Kötü yönetimden kaynaklandığı açıkça belli olan birtakım olumsuzlukları “üst akıl, dış güçler” gibi gerekçelere bağlayan açıklamalara bazılarımız nasıl inanabiliyorlar? İnsan davranışlarının mekanizmalarını araştıran psikoloji uzmanlarının bu soruya verdikleri birçok farklı cevap var. Biri şu: Destekledikleri grubun yanlış yolda olduğunu kabul etmenin kendi tercihlerinin yanlışlığını da göstereceği, dolayısıyla kendilerinin de söz konusu yanlışlardan sorumlu tutulacakları düşüncesiyle halihazırdaki tutumlarını meşrulaştırma veya rasyonelleştirme gereği duydukları için.
Ama tek cevap bu değil; çünkü insanların çoğunun taraftarı oldukları partiye veya üyesi oldukları topluluğa ne olursa olsun toz kondurmayışlarının birden fazla psikolojik dayanağı var.
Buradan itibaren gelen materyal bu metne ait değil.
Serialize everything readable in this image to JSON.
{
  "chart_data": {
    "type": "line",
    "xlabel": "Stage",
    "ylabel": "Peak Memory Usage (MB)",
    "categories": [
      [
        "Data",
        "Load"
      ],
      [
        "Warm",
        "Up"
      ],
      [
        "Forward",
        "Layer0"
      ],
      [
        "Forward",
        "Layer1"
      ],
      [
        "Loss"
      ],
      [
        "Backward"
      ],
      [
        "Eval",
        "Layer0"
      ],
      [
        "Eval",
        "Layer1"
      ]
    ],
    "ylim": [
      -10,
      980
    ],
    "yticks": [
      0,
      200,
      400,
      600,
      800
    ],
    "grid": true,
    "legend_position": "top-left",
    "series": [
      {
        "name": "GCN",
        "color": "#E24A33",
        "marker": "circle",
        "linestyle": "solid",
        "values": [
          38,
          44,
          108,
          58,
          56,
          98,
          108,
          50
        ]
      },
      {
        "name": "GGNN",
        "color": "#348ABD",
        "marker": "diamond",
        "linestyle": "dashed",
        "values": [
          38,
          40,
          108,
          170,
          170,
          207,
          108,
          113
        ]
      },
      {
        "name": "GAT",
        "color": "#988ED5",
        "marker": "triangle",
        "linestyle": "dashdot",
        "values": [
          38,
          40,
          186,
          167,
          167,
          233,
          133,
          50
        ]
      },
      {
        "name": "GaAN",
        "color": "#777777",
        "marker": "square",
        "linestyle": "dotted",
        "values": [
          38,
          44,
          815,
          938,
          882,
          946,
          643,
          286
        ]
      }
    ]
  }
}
Çünkü insanın “hoşlanmadığı gerçeklerle” mücadelesinde devreye giren birden fazla otomatik mekanizma var.
Mesela, bu sütunda daha önce de sözünü ettiğim, tutarlı kalma baskısı bunlardan biri: Herhangi bir konuda herhangi bir tercihte bulunduğumuzda bundan sonraki davranış ve tutumlarımızın bu önceki tercihe uygun olması zorunluğunu hissetmemiz.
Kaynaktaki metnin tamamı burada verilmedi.